M.pneumoniae and cell culture
The M.pneumoniae cells (ATCC 15531) were cultured in PPLO broth (containing 20% fetal bovine serum, 10% yeast extract solution, 1% glucose, and 0.0002% phenol red), incubated at 37°C with 5% CO2 and subcultured every 7 days. A549 cells were maintained in RPMI 1640 medium with 10% FBS at 37 ℃ and 5% CO2, and subcultured every 3 days. 1×105 A549 cells were divided into infected cell group (infected by 106 CCU M.pneumoniae for 4 h), Wogonoside group (infected and given 40 μM Wogonoside for 3 days) and blank group.
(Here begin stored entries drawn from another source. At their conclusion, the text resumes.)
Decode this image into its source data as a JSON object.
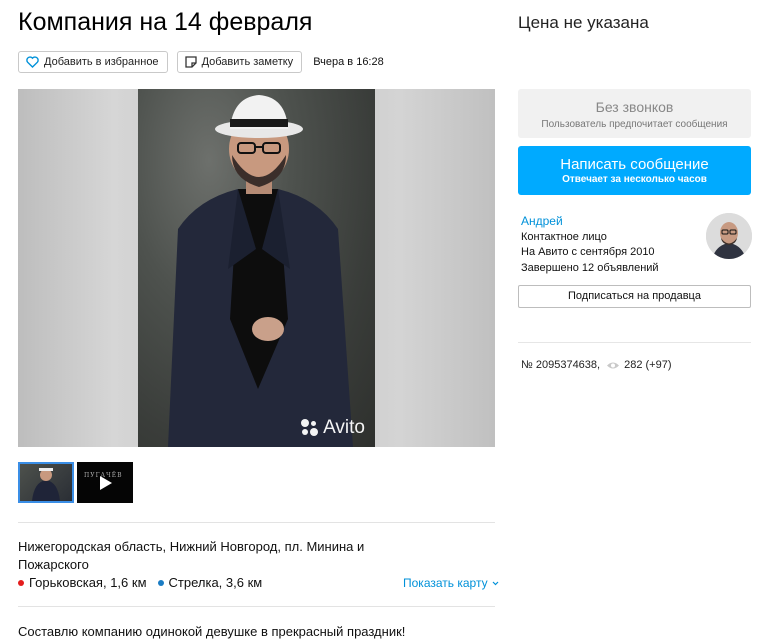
{
  "title": "Компания на 14 февраля",
  "price": "Цена не указана",
  "actions": {
    "favorite_label": "Добавить в избранное",
    "note_label": "Добавить заметку",
    "date": "Вчера в 16:28"
  },
  "photo": {
    "watermark": "Avito"
  },
  "thumbnails": [
    {
      "kind": "photo"
    },
    {
      "kind": "video",
      "text": "ПУГАЧЁВ"
    }
  ],
  "location": {
    "address": "Нижегородская область, Нижний Новгород, пл. Минина и Пожарского",
    "metro": [
      {
        "name": "Горьковская, 1,6 км",
        "color": "#e41c1c"
      },
      {
        "name": "Стрелка, 3,6 км",
        "color": "#1a7cc4"
      }
    ],
    "show_map": "Показать карту"
  },
  "description": "Составлю компанию одинокой девушке в прекрасный праздник!",
  "contact": {
    "no_calls_title": "Без звонков",
    "no_calls_sub": "Пользователь предпочитает сообщения",
    "write_title": "Написать сообщение",
    "write_sub": "Отвечает за несколько часов"
  },
  "seller": {
    "name": "Андрей",
    "role": "Контактное лицо",
    "since": "На Авито с сентября 2010",
    "completed": "Завершено 12 объявлений",
    "subscribe": "Подписаться на продавца"
  },
  "stats": {
    "ad_number": "№ 2095374638,",
    "views": "282 (+97)"
  },
  "colors": {
    "accent": "#00aaff",
    "link": "#0091d9"
  }
}
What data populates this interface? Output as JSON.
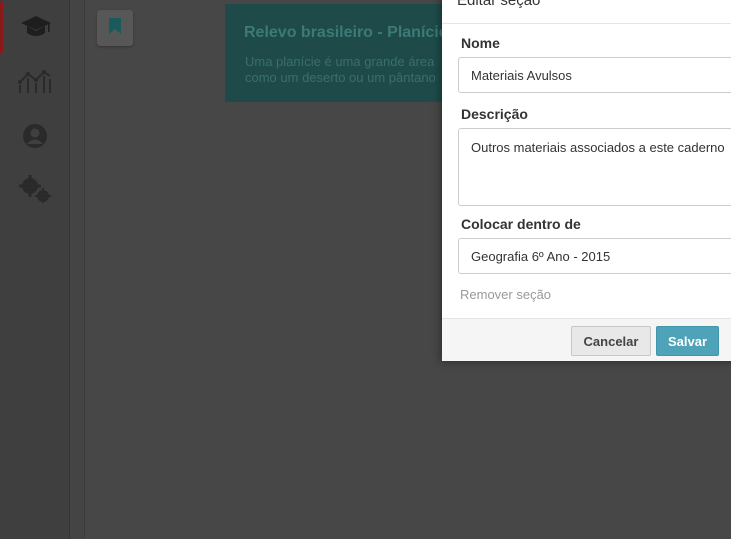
{
  "sidebar": {
    "items": [
      {
        "icon": "graduation-cap-icon",
        "active": true
      },
      {
        "icon": "chart-icon",
        "active": false
      },
      {
        "icon": "user-icon",
        "active": false
      },
      {
        "icon": "gears-icon",
        "active": false
      }
    ]
  },
  "toolbar": {
    "bookmark_icon": "bookmark-icon"
  },
  "banner": {
    "title": "Relevo brasileiro - Planície",
    "text": "Uma planície é uma grande área como um deserto ou um pântano"
  },
  "modal": {
    "title": "Editar seção",
    "name_label": "Nome",
    "name_value": "Materiais Avulsos",
    "description_label": "Descrição",
    "description_value": "Outros materiais associados a este caderno",
    "parent_label": "Colocar dentro de",
    "parent_value": "Geografia 6º Ano - 2015",
    "remove_label": "Remover seção",
    "cancel_label": "Cancelar",
    "save_label": "Salvar"
  },
  "colors": {
    "accent": "#4fa3b8",
    "sidebar_active": "#8a1a1a",
    "banner_bg": "#1e4b49"
  }
}
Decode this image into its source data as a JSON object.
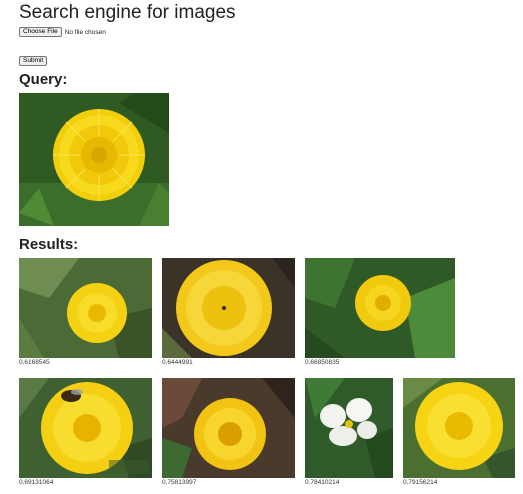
{
  "page": {
    "title": "Search engine for images"
  },
  "upload": {
    "choose_label": "Choose File",
    "file_status": "No file chosen",
    "submit_label": "Submit"
  },
  "query": {
    "heading": "Query:",
    "image": "dandelion-flower"
  },
  "results": {
    "heading": "Results:",
    "items": [
      {
        "score": "0.6168545",
        "image": "dandelion-flower"
      },
      {
        "score": "0.6444991",
        "image": "dandelion-flower"
      },
      {
        "score": "0.66850835",
        "image": "dandelion-flower"
      },
      {
        "score": "0.69131064",
        "image": "dandelion-with-bee"
      },
      {
        "score": "0.75813997",
        "image": "dandelion-flower"
      },
      {
        "score": "0.78410214",
        "image": "white-violet-flower"
      },
      {
        "score": "0.79156214",
        "image": "dandelion-flower"
      }
    ]
  },
  "colors": {
    "petal_yellow": "#f5d20a",
    "petal_center": "#e8b800",
    "foliage_green": "#3f6b2a",
    "dark_soil": "#3a2e22"
  }
}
Real-time quantitative PCR
Total RNAs were extracted from A549 cells by Trizol. The level of RNAs was amplified by one-step Reverse Transcription-PCR kit and determined by Bioer Technology (China). The ratio for mRNA of interest was normalized to β-actin and presented as the mean ±SD.
The primers used are as follows:
TGF-β1 forward primer: 5´-AGC AAC AAT TCC TGG CGA TAC CTC-3´
TGF-β1 reverse primer: 5´-TCA ACC ACT GCC GCA CAA CTC-3´
Smad3 forward primer: 5´-CAC AGC ATG GAC GCA GGT TCT C-3´
Smad3 reverse primer: 5´-AGG AGA TGG AGC ACC AGA AGG C-3´
β-actin forward primer: 5´-ACA GAG CCT CGC CTT TGC-3´
β-actin reverse primer: 5´-GCG GCG ATA TCA TCA TCC-3´
A549 cells were lysed by RIPA extraction reagent and then centrifuged (4℃) for 10 min at the rate of 12000 rpm/min. Total protein concentration was determined by the Bradford assay method. Samples were subjected to 12% SDS-PAGE and then transferred to PVDF membranes. The membranes were blocked with 5% non-fat dry milk in TBST (200 mM Tris buffer, pH 8.0, containing 150 mM NaCl and 0.1% Tween 20) at room temperature for 1 h. The membranes were incubated with primary antibodies overnight at 4℃. After incubated with HRP-conjuated anti-rabbit IgG or anti-mouse secondary antibodies, protein bands were visualized using enhanced chemiluminescence (ECL) substrate by Versa Doc Imaging Analysis System and quantified by densitometry using the Image J software.
All experiments were repeated at least twice. Data were presented as mean±SD and analyzed statistically with Dunnett's test. Differences were considered significant at P<0.05.